Given the global economy and “flat” world, companies increasingly rely on widespread teams and networks of people who need real-time access to one another and to common project resources. And the ability to easily interact with customers, vendors and partners is critical to ongoing success. Although process reengineering can improve business flexibility and efficiency, advantages can be short lived as competitors often can easily replicate your approach. Business models based on Web 2.0 strategies, which can change how people connect, communicate and organize, are typically more difficult to replicate and thus potentially deliver a more sustainable competitive advantage. Web 2.0 approaches create opportunities to turn traditional sales and marketing strategies on their heads.
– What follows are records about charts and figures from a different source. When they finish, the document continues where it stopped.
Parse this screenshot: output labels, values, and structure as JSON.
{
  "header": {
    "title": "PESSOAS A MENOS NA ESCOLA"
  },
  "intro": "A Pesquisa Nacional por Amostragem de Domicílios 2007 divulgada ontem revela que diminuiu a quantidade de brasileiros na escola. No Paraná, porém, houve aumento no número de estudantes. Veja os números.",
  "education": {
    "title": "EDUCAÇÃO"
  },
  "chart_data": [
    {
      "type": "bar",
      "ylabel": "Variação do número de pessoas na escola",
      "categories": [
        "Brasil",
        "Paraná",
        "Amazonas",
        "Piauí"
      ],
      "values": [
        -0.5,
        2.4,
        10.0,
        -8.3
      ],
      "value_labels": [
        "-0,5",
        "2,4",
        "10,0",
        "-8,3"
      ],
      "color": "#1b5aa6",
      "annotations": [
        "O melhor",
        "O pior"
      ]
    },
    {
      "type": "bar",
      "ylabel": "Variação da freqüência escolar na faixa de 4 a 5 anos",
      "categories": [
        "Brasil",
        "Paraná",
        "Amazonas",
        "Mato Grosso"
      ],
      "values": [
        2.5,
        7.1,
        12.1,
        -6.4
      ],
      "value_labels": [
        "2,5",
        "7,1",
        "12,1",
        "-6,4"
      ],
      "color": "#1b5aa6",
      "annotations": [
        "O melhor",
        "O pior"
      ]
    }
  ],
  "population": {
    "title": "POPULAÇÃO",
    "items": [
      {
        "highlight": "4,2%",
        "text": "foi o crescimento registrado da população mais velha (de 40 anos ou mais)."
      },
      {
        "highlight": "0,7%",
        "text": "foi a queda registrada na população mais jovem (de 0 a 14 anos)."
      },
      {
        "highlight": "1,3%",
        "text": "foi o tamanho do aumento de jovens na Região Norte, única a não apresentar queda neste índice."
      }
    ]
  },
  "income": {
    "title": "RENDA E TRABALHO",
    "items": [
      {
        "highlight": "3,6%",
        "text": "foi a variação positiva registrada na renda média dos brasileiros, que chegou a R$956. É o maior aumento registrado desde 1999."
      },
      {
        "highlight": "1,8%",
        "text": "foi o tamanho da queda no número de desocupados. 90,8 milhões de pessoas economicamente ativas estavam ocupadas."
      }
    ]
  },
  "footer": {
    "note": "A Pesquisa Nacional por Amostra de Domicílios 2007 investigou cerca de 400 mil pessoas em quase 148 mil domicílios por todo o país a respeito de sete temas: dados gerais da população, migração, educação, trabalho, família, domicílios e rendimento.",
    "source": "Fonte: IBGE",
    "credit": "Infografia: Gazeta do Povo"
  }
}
For example, given marketing and sales budget considerations, large enterprises have historically focused on driving revenue through blockbuster products or services for large marketplaces that comprise millions of people. Using Web 2.0 approaches, however, companies can cost-effectively sell and market wider varieties of products and services to fewer people in niche marketplaces. And for companies in highly commoditized marketplaces with intense competition, this can be a great way to differentiate themselves, and stabilize or increase revenue.2
With the right Web 2.0 strategy, you have the potential to tap the collective knowledge of the entire value chain—across geographic boundaries. And this can help create a more collaborative and dynamic company culture that fosters innovation. Web 2.0 technology enables people to connect in ways that simply weren’t possible before. Individuals and teams can join interest- and job-related networks and participate based on preferred working styles. And by harnessing the collective intelligence of customers, organizations can enhance customer relationship management and potentially respond more quickly to changing marketplace conditions. For example, you could turn to customers for help creating new products or services based on customers’ needs or tastes. To increase differentiation, your challenge is to determine how you can use Web 2.0 technologies to enable new insights from existing information. An optimal strategy will give all of your people and partners personalized views of the information they need to make faster, more informed decisions
Web 2.0 is built on the concept of reuse and relies on open, standards-based technology for the flexibility and scalability required in such dynamic environments. Web 2.0 technologies enable IT departments to rapidly create situational applications that unlock enterprise data and applications for business users and customers. Additionally, tools for situational application development provide the ability for business users to remix content and business tools on the fly—without involvement from IT—based on their job roles or specific needs. Through this capability, you can achieve high business value at an attractive cost, while protecting, extending and deriving new value from existing infrastructure investments. When properly executed, a Web 2.0 strategy will provide users with real-time access to relevant, trusted information and applications presented based on role, expertise or preferences. Through aggregating and filtering corporate, individual and external information into customized and relevant business insight, Web 2.0 techniques help reduce information overload. How do you empower people with the tools they need to make better decisions more quickly and to work more efficiently? With social software. Built on Web 2.0 technologies, social software provides the forum for building dynamic networks of coworkers, partners and customers to foster community-based innovation.